NARASITODAY.COM, BOGOR- Suasana haru dan bangga menyelimuti halaman SMK Pesona Dywantara, Kecamatan Leuwisadeng, Kabupaten Bogor, Kamis (7/5/2026).
Setelah menempuh pendidikan selama tiga tahun, ratusan siswa resmi dikembalikan kepada orang tua dalam prosesi serah terima yang menjadi penanda berakhirnya masa belajar mereka di bangku sekolah menengah kejuruan.
Momentum ini bukan sekadar seremoni kelulusan, tetapi juga simbol berpindahnya tanggung jawab pendidikan dari pihak sekolah kembali ke keluarga.
Kepala SMK Pesona Dywantara, Luvty Sofi Lestari, menegaskan bahwa selama ini para siswa telah dititipkan untuk dibina, dididik, dan dibentuk karakternya.
“Pada hari ini, amanah itu kami kembalikan kepada orang tua. Kami berharap apa yang telah dipelajari menjadi bekal kuat untuk melangkah ke tahap berikutnya,” ujarnya.
Sebanyak 617 siswa Angkatan XI dari lima program keahlian dilepas secara resmi. Pihak sekolah menyebut angkatan ini sebagai salah satu yang terbaik, tidak hanya dari sisi akademik, tetapi juga non-akademik.

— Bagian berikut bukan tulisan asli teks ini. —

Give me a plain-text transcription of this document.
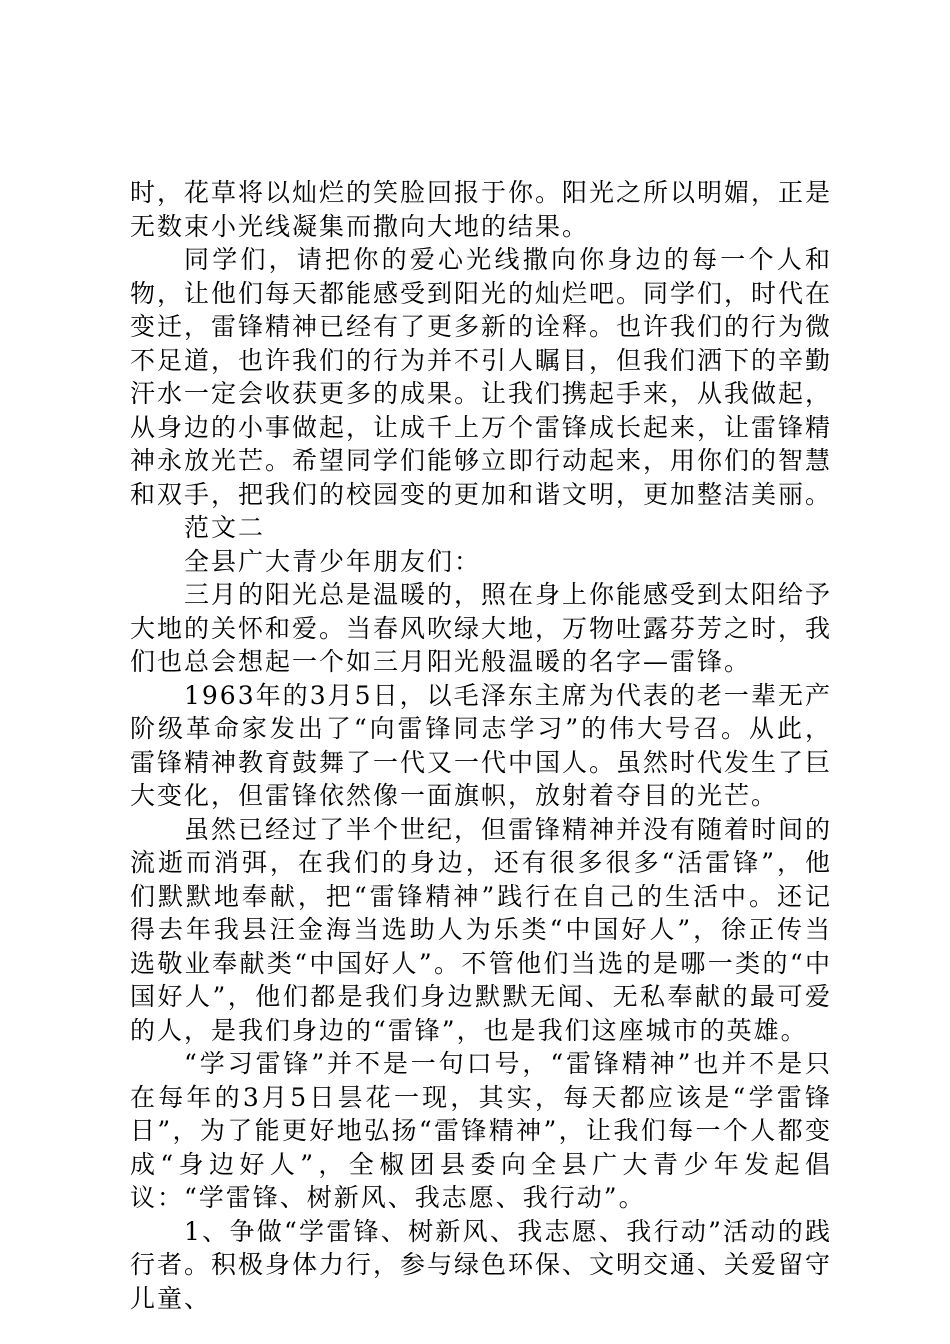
时，花草将以灿烂的笑脸回报于你。阳光之所以明媚，正是无数束小光线凝集而撒向大地的结果。

同学们，请把你的爱心光线撒向你身边的每一个人和物，让他们每天都能感受到阳光的灿烂吧。同学们，时代在变迁，雷锋精神已经有了更多新的诠释。也许我们的行为微不足道，也许我们的行为并不引人瞩目，但我们洒下的辛勤汗水一定会收获更多的成果。让我们携起手来，从我做起，从身边的小事做起，让成千上万个雷锋成长起来，让雷锋精神永放光芒。希望同学们能够立即行动起来，用你们的智慧和双手，把我们的校园变的更加和谐文明，更加整洁美丽。

范文二

全县广大青少年朋友们：

三月的阳光总是温暖的，照在身上你能感受到太阳给予大地的关怀和爱。当春风吹绿大地，万物吐露芬芳之时，我们也总会想起一个如三月阳光般温暖的名字—雷锋。

1963年的3月5日，以毛泽东主席为代表的老一辈无产阶级革命家发出了“向雷锋同志学习”的伟大号召。从此，雷锋精神教育鼓舞了一代又一代中国人。虽然时代发生了巨大变化，但雷锋依然像一面旗帜，放射着夺目的光芒。

虽然已经过了半个世纪，但雷锋精神并没有随着时间的流逝而消弭，在我们的身边，还有很多很多“活雷锋”，他们默默地奉献，把“雷锋精神”践行在自己的生活中。还记得去年我县汪金海当选助人为乐类“中国好人”，徐正传当选敬业奉献类“中国好人”。不管他们当选的是哪一类的“中国好人”，他们都是我们身边默默无闻、无私奉献的最可爱的人，是我们身边的“雷锋”，也是我们这座城市的英雄。

“学习雷锋”并不是一句口号，“雷锋精神”也并不是只在每年的3月5日昙花一现，其实，每天都应该是“学雷锋日”，为了能更好地弘扬“雷锋精神”，让我们每一个人都变成“身边好人”，全椒团县委向全县广大青少年发起倡议：“学雷锋、树新风、我志愿、我行动”。

1、争做“学雷锋、树新风、我志愿、我行动”活动的践行者。积极身体力行，参与绿色环保、文明交通、关爱留守儿童、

Berbagai prestasi berhasil diraih, mulai dari kejuaraan Lomba Kompetensi Siswa (LKS) tingkat kabupaten, hingga prestasi di bidang Paskibra dan futsal. Menariknya, angkatan ini juga dinilai minim pelanggaran.
“Kalaupun ada, hanya sebatas kenakalan ringan di lingkungan sekolah. Tidak ada kasus menonjol atau yang sampai viral di luar,” kata Luvty.
Sebagai bentuk apresiasi sekaligus komitmen terhadap masa depan lulusan, yayasan sekolah menghadirkan sejumlah program unggulan. Salah satunya adalah kesempatan melanjutkan pendidikan melalui program Diploma 3 (D3) secara gratis bagi alumni yang berminat.
Program tersebut bekerja sama dengan Akademi Sekretari Triguna Bogor, yang membuka akses pendidikan lanjutan tanpa biaya bagi lulusan terpilih.
Tak hanya itu, Yayasan Pesona Dywantara juga menawarkan program “Go Internasional” yang dirancang untuk membuka peluang kerja di luar negeri. Melalui program ini, siswa yang ingin mengikuti magang internasional akan mendapatkan dukungan pembiayaan penuh dari yayasan.
“Kami siapkan dana talang untuk mereka yang ingin bekerja ke luar negeri. Biaya selama proses magang akan ditanggung oleh yayasan,” jelasnya.
Langkah ini menunjukkan bahwa lembaga pendidikan tidak hanya berperan dalam proses belajar mengajar, tetapi juga dalam menciptakan peluang nyata bagi masa depan siswa.
Dengan berbagai program tersebut, SMK Pesona Dywantara berupaya memastikan para lulusannya tidak hanya siap kerja, tetapi juga memiliki akses luas untuk berkembang, baik di dalam maupun luar negeri.